Doubt and Faith and Faith- Dewey Wilbanks

       Going into the pilgrimage  I really didn't know what to expect, except for the fact we were going to be spending some time on the beach and it seemed like the rest of the trip would turn out to be an afterthought. Coming into the pilgrimage with such a predetermined expectation really did me no good and it was somewhat of an reluctant battle to involve myself in the spiritual aspect of the expedition. With that being said once I had finally bought into the most important part of the pilgrimage, the part having to do with faith, I really grew as  a believer.
       Having grown up in an Episcopalian family it was not really my choice to be a part of the Episcopal church, or the church at all, so I never really felt like I had an "awakening" or "full belief" in God. I always heard things in church about why you should be a believer, how much good it will do for you, and why it is right. But what I never heard was what to do if you didn't fully believe, if there never was a complete connection to God, if you never felt him answer prayers, or if you had been influenced by the growing world of Christian doubters that exists outside of the church. With this being as it was I felt completely ostracized by the church because I always wondered and doubted about the true existence of God. I felt like God was angry that I didn't believe in him and therefore would never be able to reach a true connection er him. Because of that, before I became confirmed in a new church, I had to be honest with myself about my true beliefs and I decided to be part of the church not necessarily because I had a very strong connection to God and felt like it was what God had told me to do but instead did it because I saw all the good that Christianity had done for people, but even after being confirmed I still was in the shadow of doubt and never truly felt "accepted" into my religion.          
         The pilgrimage we took changed my way of thinking. I went into the trip being almost  cynical about the upcoming religious awakening that was before us, but this was at no fault of anyone else, it was instead entirely because I was uncomfortable with my own faith. Slowly and slowly I was seated down by my fellow pilgrims recalling their stories of where they had seen God in the day and I even shared my own stories, although at first I viewed them as individual acts of kindness instead of works of God. My pilgrimage really took a turning point when we visited the Evangelical church in Split that was created by an amazing team of true believers whose whole-hearted goal was to help people and improve lives in the name of God, but I will address them in greater detail later. What I saw was people who had worked their entire lives to create a church of God that they felt spoke to them, and they were basking in the glory of God in a more emotional way than I ever had seen. In that church service our guide for the trip and one of the members church, Ken, gave a sermon in English, that was also being translated into Croatian. In this sermon Ken addressed the role of being empty in life and how God treats what is most commonly seen as the worst and most hopeless place a person can be. In the sermon Ken talked about how God is okay with you being empty because being empty is the when God can completely fill you. After the sermon I talked with Ken about my doubts. Hearing a man who has such a strong connection with the Lord talk about how it's okay to have doubts, but most importantly how God appreciates honesty towards him helped me. Having this conversation made me feel so much better because it finally made me feel like it was okay to have these doubts, that I could be part of the church even with my doubts.

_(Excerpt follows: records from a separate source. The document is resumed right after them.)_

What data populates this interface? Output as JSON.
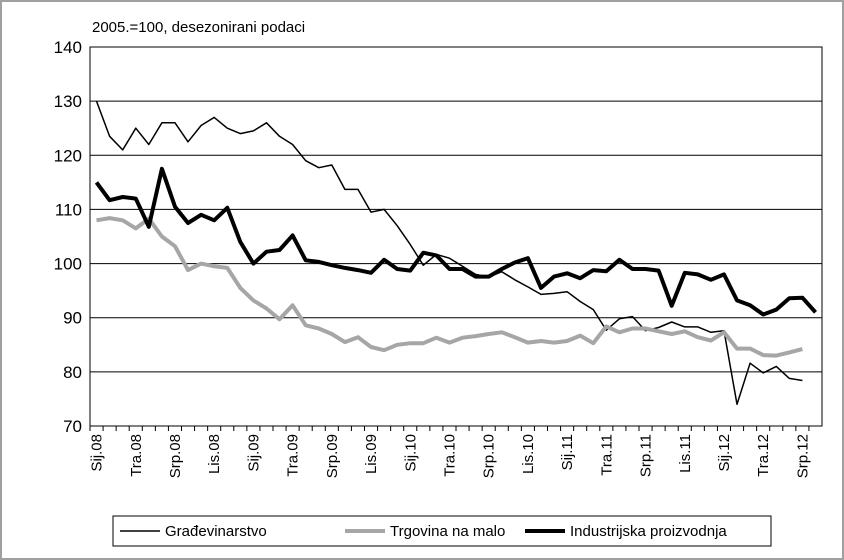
{
  "chart_data": {
    "type": "line",
    "subtitle": "2005.=100, desezonirani podaci",
    "categories": [
      "Sij.08",
      null,
      null,
      "Tra.08",
      null,
      null,
      "Srp.08",
      null,
      null,
      "Lis.08",
      null,
      null,
      "Sij.09",
      null,
      null,
      "Tra.09",
      null,
      null,
      "Srp.09",
      null,
      null,
      "Lis.09",
      null,
      null,
      "Sij.10",
      null,
      null,
      "Tra.10",
      null,
      null,
      "Srp.10",
      null,
      null,
      "Lis.10",
      null,
      null,
      "Sij.11",
      null,
      null,
      "Tra.11",
      null,
      null,
      "Srp.11",
      null,
      null,
      "Lis.11",
      null,
      null,
      "Sij.12",
      null,
      null,
      "Tra.12",
      null,
      null,
      "Srp.12",
      null
    ],
    "series": [
      {
        "name": "Građevinarstvo",
        "color": "#000000",
        "width": 1.5,
        "values": [
          130,
          123.5,
          121,
          125,
          122,
          126,
          126,
          122.5,
          125.5,
          127,
          125,
          124,
          124.5,
          126,
          123.5,
          122,
          119,
          117.7,
          118.2,
          113.7,
          113.7,
          109.5,
          110,
          107,
          103.5,
          99.7,
          101.7,
          101,
          99.5,
          98,
          97.5,
          98.5,
          97,
          95.7,
          94.3,
          94.5,
          94.8,
          93,
          91.5,
          87.7,
          89.8,
          90.2,
          87.6,
          88.2,
          89.2,
          88.3,
          88.3,
          87.3,
          87.6,
          74,
          81.6,
          79.8,
          81,
          78.8,
          78.4,
          null
        ]
      },
      {
        "name": "Trgovina na malo",
        "color": "#a6a6a6",
        "width": 4,
        "values": [
          108,
          108.4,
          108,
          106.5,
          108.3,
          105,
          103.2,
          98.8,
          100,
          99.5,
          99.2,
          95.5,
          93.2,
          91.7,
          89.7,
          92.3,
          88.6,
          88,
          87,
          85.5,
          86.4,
          84.6,
          84,
          85,
          85.3,
          85.3,
          86.3,
          85.4,
          86.3,
          86.6,
          87,
          87.3,
          86.4,
          85.4,
          85.7,
          85.4,
          85.7,
          86.7,
          85.3,
          88.4,
          87.3,
          88,
          88,
          87.5,
          87,
          87.5,
          86.4,
          85.8,
          87.3,
          84.3,
          84.3,
          83.1,
          83,
          83.6,
          84.2,
          null
        ]
      },
      {
        "name": "Industrijska proizvodnja",
        "color": "#000000",
        "width": 4,
        "values": [
          115,
          111.7,
          112.3,
          112,
          106.8,
          117.5,
          110.5,
          107.5,
          109,
          108,
          110.3,
          104,
          100,
          102.2,
          102.5,
          105.2,
          100.6,
          100.3,
          99.7,
          99.2,
          98.8,
          98.3,
          100.7,
          99,
          98.7,
          102,
          101.5,
          99,
          99,
          97.6,
          97.6,
          99,
          100.2,
          101,
          95.5,
          97.6,
          98.2,
          97.3,
          98.8,
          98.6,
          100.7,
          99,
          99,
          98.7,
          92.2,
          98.3,
          98,
          97,
          98,
          93.2,
          92.3,
          90.6,
          91.5,
          93.6,
          93.7,
          91
        ]
      }
    ],
    "ylim": [
      70,
      140
    ],
    "yticks": [
      70,
      80,
      90,
      100,
      110,
      120,
      130,
      140
    ],
    "grid": true,
    "legend": "bottom"
  }
}
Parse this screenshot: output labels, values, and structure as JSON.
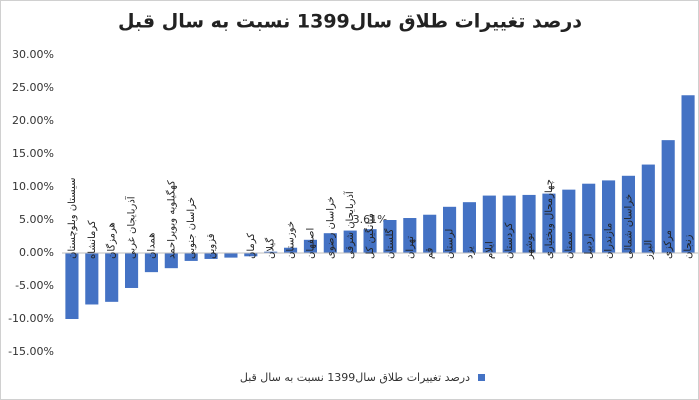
{
  "chart_data": {
    "type": "bar",
    "title": "درصد تغییرات طلاق سال1399 نسبت به سال قبل",
    "categories": [
      "سیستان وبلوچستان",
      "کرمانشاه",
      "هرمزگان",
      "آذربایجان غربی",
      "همدان",
      "کهگیلویه وبویراحمد",
      "خراسان جنوبی",
      "قزوین",
      null,
      "کرمان",
      "گیلان",
      "خوزستان",
      "اصفهان",
      "خراسان رضوی",
      "آذربایجان شرقی",
      "میانگین کل",
      "گلستان",
      "تهران",
      "قم",
      "لرستان",
      "یزد",
      "ایلام",
      "کردستان",
      "بوشهر",
      "چهارمحال وبختیاری",
      "سمنان",
      "اردبیل",
      "مازندران",
      "خراسان شمالی",
      "البرز",
      "مرکزی",
      "زنجان"
    ],
    "series": [
      {
        "name": "درصد تغییرات طلاق سال1399 نسبت به سال قبل",
        "color": "#4472c4",
        "values": [
          -10.0,
          -7.8,
          -7.4,
          -5.3,
          -2.9,
          -2.3,
          -1.2,
          -0.9,
          -0.7,
          -0.5,
          0.2,
          0.8,
          2.0,
          3.0,
          3.4,
          3.61,
          5.0,
          5.3,
          5.8,
          7.0,
          7.7,
          8.7,
          8.7,
          8.8,
          9.0,
          9.6,
          10.5,
          11.0,
          11.7,
          13.4,
          17.1,
          23.9
        ],
        "value_labels": [
          null,
          null,
          null,
          null,
          null,
          null,
          null,
          null,
          null,
          null,
          null,
          null,
          null,
          null,
          null,
          "3.61%",
          null,
          null,
          null,
          null,
          null,
          null,
          null,
          null,
          null,
          null,
          null,
          null,
          null,
          null,
          null,
          null
        ]
      }
    ],
    "ylim": [
      -15,
      30
    ],
    "yticks": [
      {
        "value": -15,
        "label": "-15.00%"
      },
      {
        "value": -10,
        "label": "-10.00%"
      },
      {
        "value": -5,
        "label": "-5.00%"
      },
      {
        "value": 0,
        "label": "0.00%"
      },
      {
        "value": 5,
        "label": "5.00%"
      },
      {
        "value": 10,
        "label": "10.00%"
      },
      {
        "value": 15,
        "label": "15.00%"
      },
      {
        "value": 20,
        "label": "20.00%"
      },
      {
        "value": 25,
        "label": "25.00%"
      },
      {
        "value": 30,
        "label": "30.00%"
      }
    ],
    "grid": false,
    "legend": "bottom"
  }
}
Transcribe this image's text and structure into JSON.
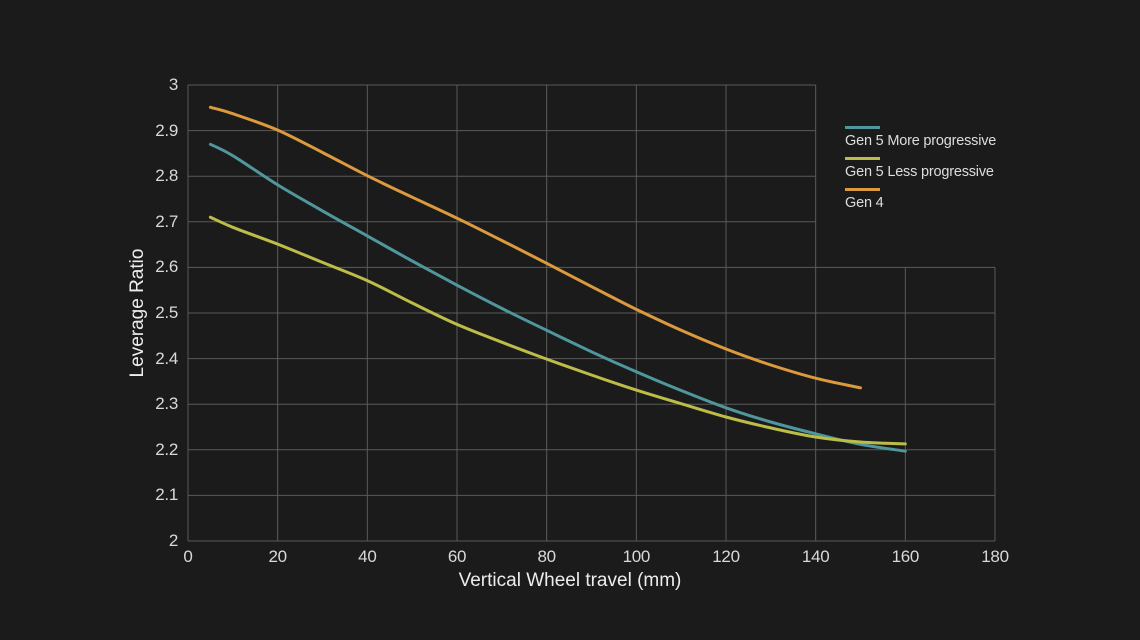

       On one of the last days of the pilgrimage, Ken gave us a challenge to find a stone and write down something that is keeping us from strengthening our faith with God or just holding us back in general. We would write it down on a stone and then it would be left behind us in Croatia and we could move on without it. Being very awkward and uncomfortable with addressing my own beliefs towards any group of people, this really appealed to me. On my rock I wrote down, "Fear of never truly believing," the conundrum I've had since I really started to question my religion. It was a very emotional experience because I truly did feel like that was being left behind me in Croatia and that God would take care of the rest. Later that night during evening prayer I confessed my fear to everyone in the group, and after I talked about it Tim looked at me and said, "what you're experiencing is what everyone else here has or is experiencing right now." When he said that it made me feel eve better than when I let that rock go, it finally made me feel like I was part of the church because what I had always gone through is just part of faith.
       I wish I could write about all of my experiences and the most defining one in the trip, but as I'm sure you have realized at this point, brevity is not one of my strengths. This pilgrimage really changed who I am in the church and outside of it, because it finally made me feel like a participator of the church and not just a bystander. I no longer felt guilty or alienated because of how much doubt I had with Christianity and, even though I did not address it in this entry, I realized the power it has in people's lives.